Travail à l’étranger : faut-il vraiment compter sur ces années pour votre retraite en 2026 ?

En ce début d'année 2026, alors que les bonnes résolutions de janvier battent leur plein, nombreux sont ceux qui envisagent de donner un nouveau souffle à leur carrière en tentant l'aventure internationale. Que ce soit pour un poste à haute responsabilité à Londres, une mission humanitaire en Afrique ou une opportunité tech dans la Silicon Valley, l'expatriation fait rêver. Pourtant, derrière les promesses de salaires attractifs et de découverte culturelle se cache une réalité administrative bien plus terre-à-terre, souvent découverte bien trop tard : l'impact réel de ces années d'éloignement sur la pension de retraite française. Contrairement aux idées reçues, le monde n'est pas devenu un village global pour les caisses de retraite, et la douche froide peut être brutale au moment de liquider ses droits.

L'illusion dorée de l'expatriation : quand on croit que le monde entier cotise pour nous

Le fantasme d'une carrière continue et sans frontières administratives

Il règne souvent une confusion majeure dans l'esprit des travailleurs mobiles : l'idée que la mondialisation des échanges économiques s'accompagne d'une mondialisation des droits sociaux. On imagine volontiers que, puisqu'il est possible de payer avec sa carte bancaire ou d'utiliser son forfait téléphonique presque partout, les cotisations retraite suivent la même logique de fluidité. C'est une erreur fondamentale. Le système de retraite français repose sur un principe de territorialité strict. Dès lors qu'un salarié quitte le sol français et cesse de cotiser au régime général ou aux régimes complémentaires (Agirc-Arrco), le lien est rompu. Sans une démarche active ou un accord international spécifique, ces années deviennent invisibles pour l'administration française.

Départ à l'étranger : on oublie souvent d'emporter sa protection sociale dans ses valises

L'euphorie du départ occulte souvent la complexité du retour.
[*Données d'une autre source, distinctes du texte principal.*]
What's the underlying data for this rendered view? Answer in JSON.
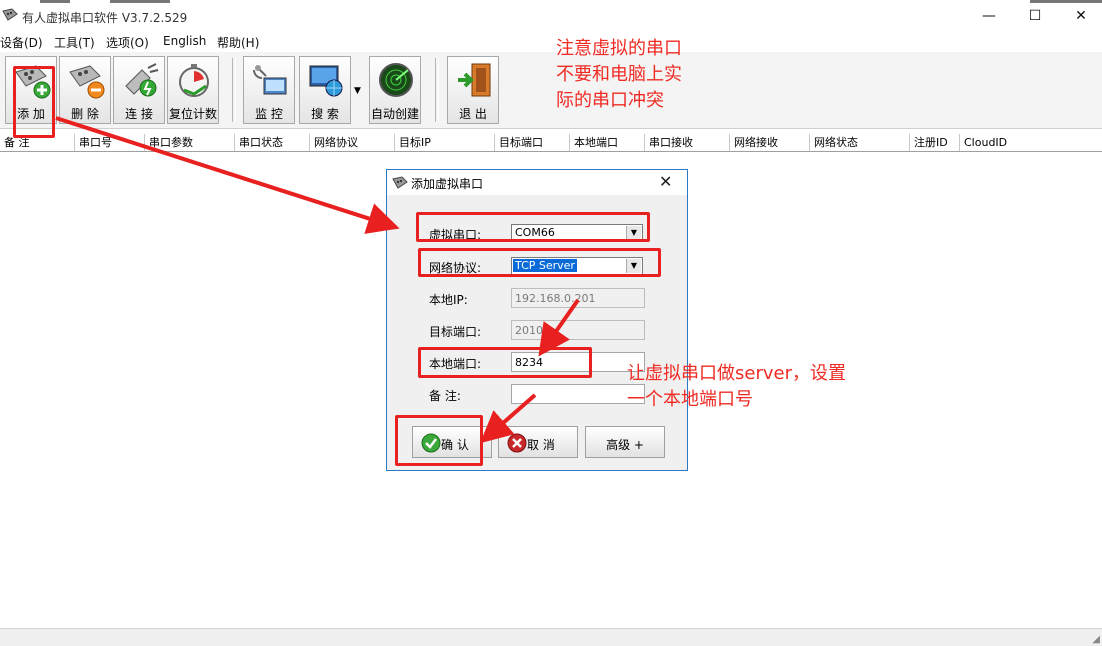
{
  "window": {
    "title": "有人虚拟串口软件 V3.7.2.529",
    "minimize": "—",
    "maximize": "☐",
    "close": "✕"
  },
  "menu": [
    "设备(D)",
    "工具(T)",
    "选项(O)",
    "English",
    "帮助(H)"
  ],
  "toolbar": {
    "add": "添 加",
    "delete": "删 除",
    "connect": "连 接",
    "reset_count": "复位计数",
    "monitor": "监 控",
    "search": "搜 索",
    "auto_create": "自动创建",
    "exit": "退 出",
    "dropdown": "▼"
  },
  "columns": [
    "备 注",
    "串口号",
    "串口参数",
    "串口状态",
    "网络协议",
    "目标IP",
    "目标端口",
    "本地端口",
    "串口接收",
    "网络接收",
    "网络状态",
    "注册ID",
    "CloudID"
  ],
  "dialog": {
    "title": "添加虚拟串口",
    "close": "✕",
    "virtual_port_label": "虚拟串口:",
    "virtual_port_value": "COM66",
    "protocol_label": "网络协议:",
    "protocol_value": "TCP Server",
    "local_ip_label": "本地IP:",
    "local_ip_value": "192.168.0.201",
    "target_port_label": "目标端口:",
    "target_port_value": "20108",
    "local_port_label": "本地端口:",
    "local_port_value": "8234",
    "remark_label": "备  注:",
    "remark_value": "",
    "ok": "确 认",
    "cancel": "取 消",
    "advanced": "高级 +"
  },
  "annotations": {
    "note1": [
      "注意虚拟的串口",
      "不要和电脑上实",
      "际的串口冲突"
    ],
    "note2": [
      "让虚拟串口做server，设置",
      "一个本地端口号"
    ]
  },
  "colors": {
    "annotation_red": "#e8201f",
    "dialog_border": "#2b78c6",
    "selection_blue": "#0a6ad8"
  }
}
En signant un contrat local à l'étranger, le travailleur sort du "parapluie" protecteur de la Sécurité sociale française. Si la couverture santé est souvent la première préoccupation (via la CFE ou des assurances privées), la retraite est reléguée au second plan, perçue comme un problème lointain. Pourtant, chaque année passée hors du système français sans mécanisme de coordination crée un "trou" dans la carrière. Ce n'est pas seulement une question de montant, mais de continuité. Penser que les années travaillées à Dubaï ou à Singapour s'ajouteront automatiquement au relevé de carrière français est un mythe qui perdure malheureusement jusqu'à la veille du départ à la retraite.
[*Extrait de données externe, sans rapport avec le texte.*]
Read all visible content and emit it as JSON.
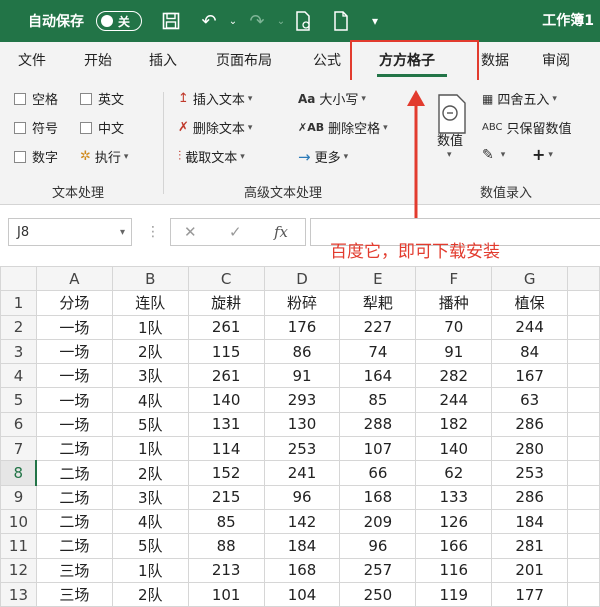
{
  "titlebar": {
    "autosave_label": "自动保存",
    "autosave_state": "关",
    "window_title": "工作簿1"
  },
  "tabs": [
    {
      "label": "文件"
    },
    {
      "label": "开始"
    },
    {
      "label": "插入"
    },
    {
      "label": "页面布局"
    },
    {
      "label": "公式"
    },
    {
      "label": "方方格子"
    },
    {
      "label": "数据"
    },
    {
      "label": "审阅"
    }
  ],
  "ribbon": {
    "text_group": {
      "items": [
        "空格",
        "英文",
        "符号",
        "中文",
        "数字",
        "执行"
      ],
      "label": "文本处理"
    },
    "advanced_group": {
      "items": [
        "插入文本",
        "删除文本",
        "截取文本",
        "大小写",
        "删除空格",
        "更多"
      ],
      "label": "高级文本处理"
    },
    "input_group": {
      "numeric_label": "数值",
      "items": [
        "四舍五入",
        "只保留数值"
      ],
      "label": "数值录入"
    }
  },
  "formula_bar": {
    "name_box": "J8",
    "fx": "fx"
  },
  "annotation": "百度它，即可下载安装",
  "grid": {
    "columns": [
      "A",
      "B",
      "C",
      "D",
      "E",
      "F",
      "G"
    ],
    "selected_row": 8,
    "rows": [
      {
        "num": "1",
        "cells": [
          "分场",
          "连队",
          "旋耕",
          "粉碎",
          "犁耙",
          "播种",
          "植保"
        ]
      },
      {
        "num": "2",
        "cells": [
          "一场",
          "1队",
          "261",
          "176",
          "227",
          "70",
          "244"
        ]
      },
      {
        "num": "3",
        "cells": [
          "一场",
          "2队",
          "115",
          "86",
          "74",
          "91",
          "84"
        ]
      },
      {
        "num": "4",
        "cells": [
          "一场",
          "3队",
          "261",
          "91",
          "164",
          "282",
          "167"
        ]
      },
      {
        "num": "5",
        "cells": [
          "一场",
          "4队",
          "140",
          "293",
          "85",
          "244",
          "63"
        ]
      },
      {
        "num": "6",
        "cells": [
          "一场",
          "5队",
          "131",
          "130",
          "288",
          "182",
          "286"
        ]
      },
      {
        "num": "7",
        "cells": [
          "二场",
          "1队",
          "114",
          "253",
          "107",
          "140",
          "280"
        ]
      },
      {
        "num": "8",
        "cells": [
          "二场",
          "2队",
          "152",
          "241",
          "66",
          "62",
          "253"
        ]
      },
      {
        "num": "9",
        "cells": [
          "二场",
          "3队",
          "215",
          "96",
          "168",
          "133",
          "286"
        ]
      },
      {
        "num": "10",
        "cells": [
          "二场",
          "4队",
          "85",
          "142",
          "209",
          "126",
          "184"
        ]
      },
      {
        "num": "11",
        "cells": [
          "二场",
          "5队",
          "88",
          "184",
          "96",
          "166",
          "281"
        ]
      },
      {
        "num": "12",
        "cells": [
          "三场",
          "1队",
          "213",
          "168",
          "257",
          "116",
          "201"
        ]
      },
      {
        "num": "13",
        "cells": [
          "三场",
          "2队",
          "101",
          "104",
          "250",
          "119",
          "177"
        ]
      }
    ]
  }
}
La (seule) bonne nouvelle : comment valider sa durée de carrière sans rester dans l'Hexagone

L'union fait la force : quand l'UE et les conventions bilatérales sauvent vos trimestres

Toute expatriation n'est heureusement pas synonyme de catastrophe pour la durée d'assurance. Il existe deux cadres protecteurs majeurs. D'une part, les règlements européens pour ceux qui restent dans l'UE, l'EEE ou en Suisse. D'autre part, les conventions bilatérales de sécurité sociale signées entre la France et des pays tiers (comme les États-Unis, le Canada, le Japon ou le Maroc). Dans ces scénarios précis, le principe de "totalisation des périodes" s'applique. Concrètement, cela signifie que les trimestres validés à l'étranger sont communiqués à la caisse française. Ils ne génèrent pas directement d'argent français, mais ils comptent pour déterminer si l'assuré a atteint la durée requise pour le taux plein (les fameux 172 trimestres, selon l'année de naissance). C'est un mécanisme de sauvegarde essentiel qui permet d'ouvrir les droits à pension.
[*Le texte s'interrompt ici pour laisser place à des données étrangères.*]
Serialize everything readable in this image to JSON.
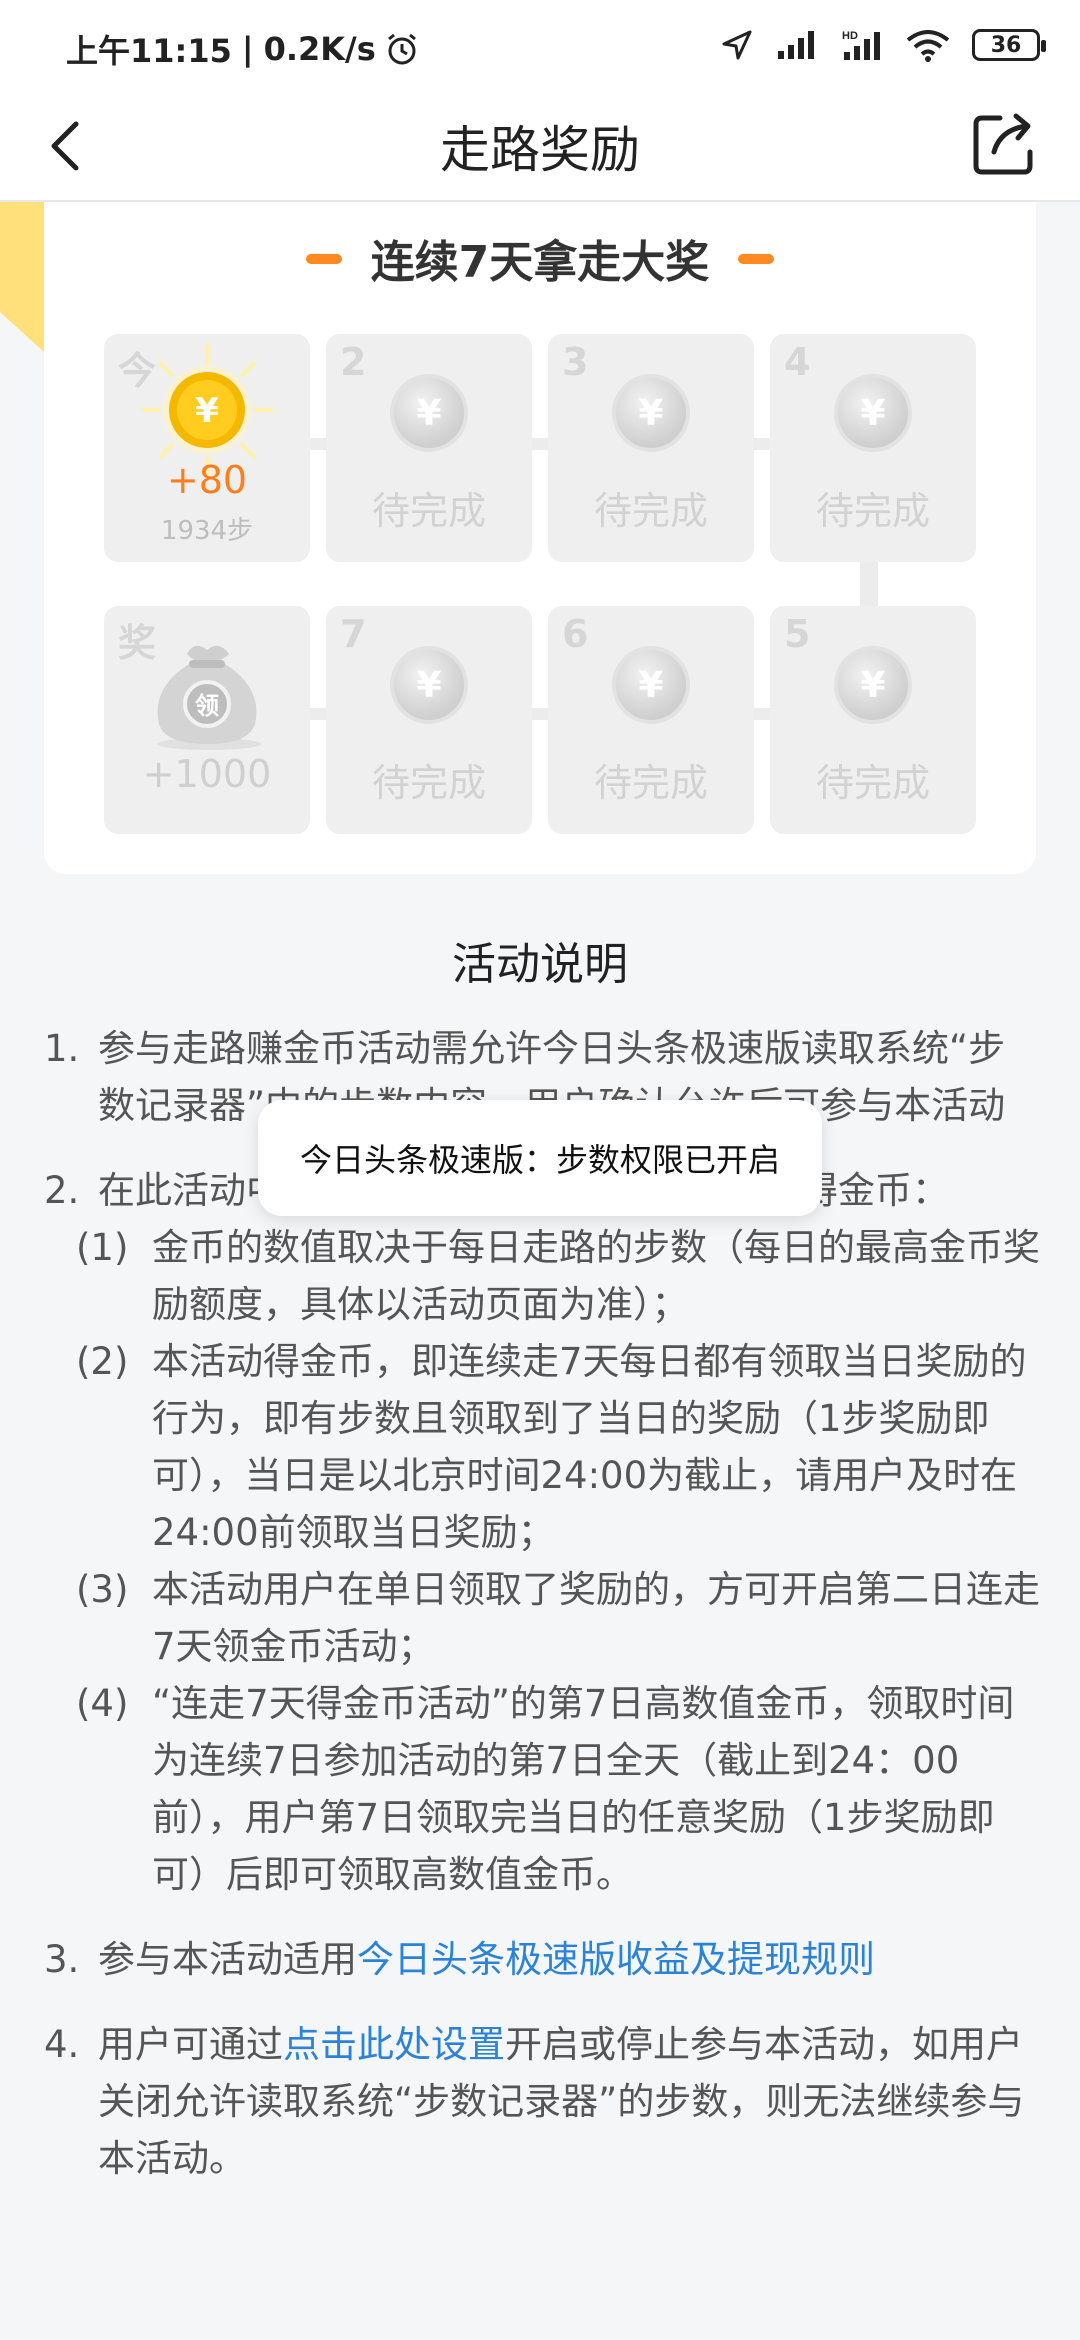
{
  "status_bar": {
    "time": "上午11:15",
    "speed": "0.2K/s",
    "battery": "36"
  },
  "nav": {
    "title": "走路奖励"
  },
  "streak": {
    "title": "连续7天拿走大奖",
    "today": {
      "label": "今",
      "reward": "+80",
      "steps": "1934步"
    },
    "days": [
      {
        "label": "2",
        "status": "待完成"
      },
      {
        "label": "3",
        "status": "待完成"
      },
      {
        "label": "4",
        "status": "待完成"
      },
      {
        "label": "5",
        "status": "待完成"
      },
      {
        "label": "6",
        "status": "待完成"
      },
      {
        "label": "7",
        "status": "待完成"
      }
    ],
    "prize": {
      "label": "奖",
      "bag_text": "领",
      "reward": "+1000"
    },
    "coin_symbol": "¥"
  },
  "description": {
    "title": "活动说明",
    "rules": [
      {
        "index": "1.",
        "text": "参与走路赚金币活动需允许今日头条极速版读取系统“步数记录器”中的步数内容，用户确认允许后可参与本活动"
      },
      {
        "index": "2.",
        "text": "在此活动中，用户可通过每日走路的步数获得金币："
      },
      {
        "index": "3.",
        "text_before": "参与本活动适用",
        "link": "今日头条极速版收益及提现规则"
      },
      {
        "index": "4.",
        "text_before": "用户可通过",
        "link": "点击此处设置",
        "text_after": "开启或停止参与本活动，如用户关闭允许读取系统“步数记录器”的步数，则无法继续参与本活动。"
      }
    ],
    "subrules": [
      {
        "index": "(1)",
        "text": "金币的数值取决于每日走路的步数（每日的最高金币奖励额度，具体以活动页面为准）；"
      },
      {
        "index": "(2)",
        "text": "本活动得金币，即连续走7天每日都有领取当日奖励的行为，即有步数且领取到了当日的奖励（1步奖励即可），当日是以北京时间24:00为截止，请用户及时在24:00前领取当日奖励；"
      },
      {
        "index": "(3)",
        "text": "本活动用户在单日领取了奖励的，方可开启第二日连走7天领金币活动；"
      },
      {
        "index": "(4)",
        "text": "“连走7天得金币活动”的第7日高数值金币，领取时间为连续7日参加活动的第7日全天（截止到24：00前），用户第7日领取完当日的任意奖励（1步奖励即可）后即可领取高数值金币。"
      }
    ]
  },
  "toast": {
    "text": "今日头条极速版：步数权限已开启"
  },
  "colors": {
    "accent": "#ff8a1f",
    "link": "#2a83d8",
    "coin_gold": "#f5b800"
  }
}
Éviter la décote sanglante en totalisant les périodes, même sans verser un centime en France

L'enjeu principal de cette totalisation n'est pas d'augmenter la pension, mais d'éviter de la voir amputée. Sans ces accords, les années à l'étranger seraient considérées comme nulles. Résultat : une carrière incomplète, entraînant une décote définitive sur la part française de la retraite. Grâce aux accords internationaux, même si l'on n'a pas versé un centime à l'URSSAF pendant dix ans, le temps passé à travailler compte pour le "compteur temps". C'est un gain indirect mais vital : il permet de préserver le taux de calcul de la pension française à son maximum (50 % pour le régime de base), même si cette pension ne portera que sur une fraction de la carrière.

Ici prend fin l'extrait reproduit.